がん:XPO1依存性の核外輸送はKRAS変異型肺がんでのドラッガブルな脆弱性である
Nature 538, 7623 doi: 10.1038/nature19771
最も致死性の高いヒトがんの多くでは発がん性KRASタンパク質の関与が一般的であることや、患者試料で体細胞性のKRAS変異型対立遺伝子が容易に検出されることから、KRAS活性を阻害する薬剤の開発を目指す持続的かつ精力的な努力が行われてきた。しかし、KRAS駆動性がんの原因となる機構のうち標的となり得るものには細胞系譜間および細胞系譜内に広く多様性が見られること、多くの候補となる合成致死性相互作用の薬理学的利用可能性が限られていること、そして有効であるはずの標的治療に予期せぬ耐性機構が迅速に出現することにより、進歩が阻まれてきた。今回我々は、KRAS変異型非小細胞肺がん細胞が、受容体依存性核外輸送に、迅速かつ特異的に、細胞自律性依存していることを実証する。ヒト非小細胞肺がん細胞株106株を利用して、複数のゲノムの、データ主導の方法を用い、3万9760の短鎖干渉RNAのプールによって4725の生物学的過程をスクリーニングし、広範な表現型多様性を示すKRAS変異型細胞の生存に選択的に必要な過程を調べた。
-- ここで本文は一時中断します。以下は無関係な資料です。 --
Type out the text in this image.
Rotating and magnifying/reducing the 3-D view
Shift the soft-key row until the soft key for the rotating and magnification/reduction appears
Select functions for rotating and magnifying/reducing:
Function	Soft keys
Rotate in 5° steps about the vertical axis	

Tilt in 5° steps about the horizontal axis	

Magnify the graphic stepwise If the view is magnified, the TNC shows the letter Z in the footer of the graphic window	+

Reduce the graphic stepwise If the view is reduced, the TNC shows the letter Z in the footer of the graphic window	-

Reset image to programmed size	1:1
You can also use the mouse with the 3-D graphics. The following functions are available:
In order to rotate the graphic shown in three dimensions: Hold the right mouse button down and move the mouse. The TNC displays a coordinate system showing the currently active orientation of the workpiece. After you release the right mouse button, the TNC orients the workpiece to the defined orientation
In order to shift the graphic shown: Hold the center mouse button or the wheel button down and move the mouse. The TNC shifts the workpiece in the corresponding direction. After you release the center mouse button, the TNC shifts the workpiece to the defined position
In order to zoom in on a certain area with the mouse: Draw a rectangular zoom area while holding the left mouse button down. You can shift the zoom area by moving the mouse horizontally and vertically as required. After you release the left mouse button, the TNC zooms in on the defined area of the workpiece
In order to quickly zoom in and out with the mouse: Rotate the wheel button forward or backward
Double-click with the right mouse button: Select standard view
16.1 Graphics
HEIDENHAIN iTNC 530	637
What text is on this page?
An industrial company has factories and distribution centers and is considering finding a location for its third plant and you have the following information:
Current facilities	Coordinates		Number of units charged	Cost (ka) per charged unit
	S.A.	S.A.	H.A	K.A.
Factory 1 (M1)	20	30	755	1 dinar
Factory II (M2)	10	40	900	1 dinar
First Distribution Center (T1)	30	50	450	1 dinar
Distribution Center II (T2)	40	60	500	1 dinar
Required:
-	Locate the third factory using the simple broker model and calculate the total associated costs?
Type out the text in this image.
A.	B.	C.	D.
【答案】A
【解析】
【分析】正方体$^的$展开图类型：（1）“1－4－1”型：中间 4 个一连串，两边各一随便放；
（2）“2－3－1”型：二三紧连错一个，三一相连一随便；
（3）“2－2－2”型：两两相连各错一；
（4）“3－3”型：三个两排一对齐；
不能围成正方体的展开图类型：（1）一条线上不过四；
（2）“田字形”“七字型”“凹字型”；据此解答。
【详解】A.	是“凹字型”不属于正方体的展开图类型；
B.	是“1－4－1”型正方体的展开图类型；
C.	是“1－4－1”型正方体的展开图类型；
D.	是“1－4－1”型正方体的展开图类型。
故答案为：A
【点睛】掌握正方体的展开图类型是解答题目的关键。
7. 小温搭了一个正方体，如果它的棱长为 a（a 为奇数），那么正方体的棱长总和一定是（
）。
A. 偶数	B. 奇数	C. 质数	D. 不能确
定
核輸送装置は、過程レベルで統計的に有意な唯一の識別子であった。核外輸送受容体XPO1(別名CRM1)を臨床で利用可能な薬剤を用いて化学的にかく乱すると、in vitroおよびin vivoの両方で、天然あるいは改変した発がん性KRASとのロバストな合成致死性相互作用が明らかになった。XPO1阻害剤感受性の基礎となる主要な機構は、核へのIκBα(別名NFKBIA)の蓄積に対する不耐性であり、結果としてNFκB転写因子活性が阻害される。KRAS変異と同時に見られるFSTL5変異と関連する内因性の耐性が検出され、この耐性はこれまでには分かっていなかったFSTL5–Hippo経路調節軸を介したYAP1活性化の結果であることが明らかになった。これはKRAS変異型肺がんの約17%に起こっており、YAP1–TEAD阻害剤の併用投与で克服可能である。これらの知見は、臨床で利用可能なXPO1阻害剤を、ゲノミクスによる患者の選択および観察と組み合わせると、肺がん患者のかなり大きいコホートに対する有望な治療戦略であることを示している。